PH-paths used to model stochastic task scheduling

The analysis of the scheduling policies in the system is shown in Fig. 4 where varying time slots for the tasks completions have been considered.

Fig. 4
figure 4

Probability of reaching the absorbing state and the expected accumulated reward over the finite horizon

Consider two scheduling policies \(T_1\, T_2 \,T_3\) and \(T_1\, T_3 \,T_2\). The effect of correlation between execution times of the task \(T_1\) and the task \(T_2\) can be shown in Fig. 5 where conditional transient probabilities and conditional accumulated reward of the remaining schedules \(T_2 \,T_3\) and \(T_3 \,T_2\) in dependence of the realized execution time of the task \(T_1\), which is the first task in sequence, have been analyzed, such that different scheduling policies are optimal for different optimization goals.

Fig. 5
figure 5

Probability of completing the execution of tasks \(T_2 \,T_3\) and \(T_3 \,T_2\) within the short time slot \(T=2.5\) depending on the realized execution time of the task \(T_1\), which is the first task in sequence. The accumulated reward of the remaining tasks \(T_2 \,T_3\) and \(T_3 \,T_2\) is visualized in Fig. 5b

The multi-objective problem is analyzed in order to compute scheduling policies with high weighted probability to satisfy a tight time deadline and high economical profit constraint simultaneously. The resulting PH-graph has 36 states. Results are presented in Table 2 and in Fig. 6 for a very tight time deadline \(T=2.5\), and in Fig. 7 for a larger time deadline \(T=12\). The discretization parameter is set to a small value \(h=0.0001\) and the approximation of the set \(\mathcal {CU}\) is performed for time horizon \(T=2.5\) and \(T=12\). In the former case the set \(\mathcal {CU}\) contains 4 policies and in the latter 2 policies.
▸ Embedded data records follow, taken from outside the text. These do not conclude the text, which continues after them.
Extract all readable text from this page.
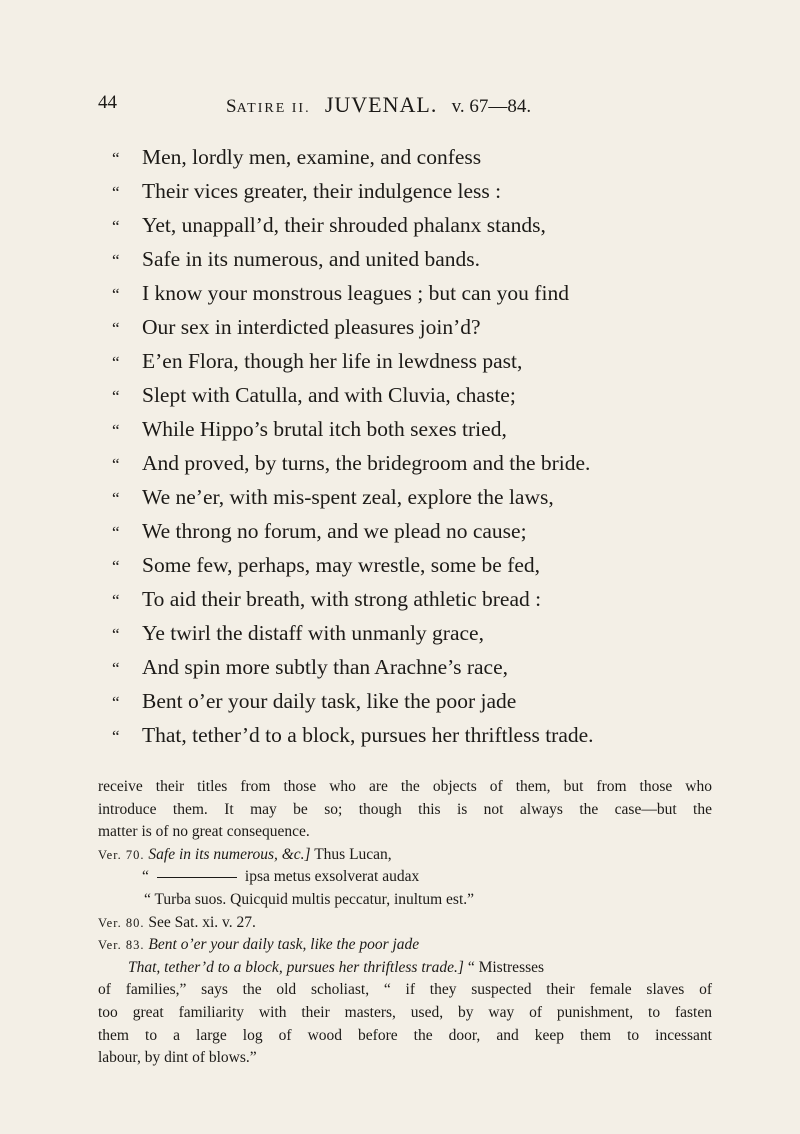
44	SATIRE II. JUVENAL. v. 67—84.
“ Men, lordly men, examine, and confess
“ Their vices greater, their indulgence less :
“ Yet, unappall’d, their shrouded phalanx stands,
“ Safe in its numerous, and united bands.
“ I know your monstrous leagues ; but can you find
“ Our sex in interdicted pleasures join’d?
“ E’en Flora, though her life in lewdness past,
“ Slept with Catulla, and with Cluvia, chaste;
“ While Hippo’s brutal itch both sexes tried,
“ And proved, by turns, the bridegroom and the bride.
“ We ne’er, with mis-spent zeal, explore the laws,
“ We throng no forum, and we plead no cause;
“ Some few, perhaps, may wrestle, some be fed,
“ To aid their breath, with strong athletic bread :
“ Ye twirl the distaff with unmanly grace,
“ And spin more subtly than Arachne’s race,
“ Bent o’er your daily task, like the poor jade
“ That, tether’d to a block, pursues her thriftless trade.

receive their titles from those who are the objects of them, but from those who

introduce them. It may be so; though this is not always the case—but the

matter is of no great consequence.

Ver. 70. Safe in its numerous, &c.] Thus Lucan,

“	ipsa metus exsolverat audax

“ Turba suos. Quicquid multis peccatur, inultum est.”

Ver. 80. See Sat. xi. v. 27.

Ver. 83. Bent o’er your daily task, like the poor jade

That, tether’d to a block, pursues her thriftless trade.] “ Mistresses

of families,” says the old scholiast, “ if they suspected their female slaves of

too great familiarity with their masters, used, by way of punishment, to fasten

them to a large log of wood before the door, and keep them to incessant

labour, by dint of blows.”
Table 2 Pareto optimal policies computed for a short time horizon \(T=2.5\)
Fig. 6
figure 6

The set of scalarized value functions for Pareto optimal solutions obtained in the short time slot T = 2.5, which is the time less than the expected path length in the PH-graph

Fig. 7
figure 7

The set of scalarized value functions for Pareto optimal solutions obtained in the time slot T = 12

Shortest paths in random road networks (Eisenstat 2010) proposed a random road network generation method based on quadtrees. These quadtree models show many useful features which are essential in modeling and analysis of real road networks and relevant algorithms. In particular, quadtree based road networks represent planar, self-similar and multi-scale-disperse graphs with reasonable variations in density of modeled roads and in the number of road intersections. Each node in the quadtree represents a square embedded in a plane. In order to resemble realistic road networks each node could have up to n children which represents the division of the square into quadrants of equal size. Squares are added to the quadtree by recursively dividing squares into quadrants, i.e. adding the child nodes. The subdivision can be performed according to some predefined parameters, like distribution of road intersections, number of peripheral or high way roads and amount of sprawl.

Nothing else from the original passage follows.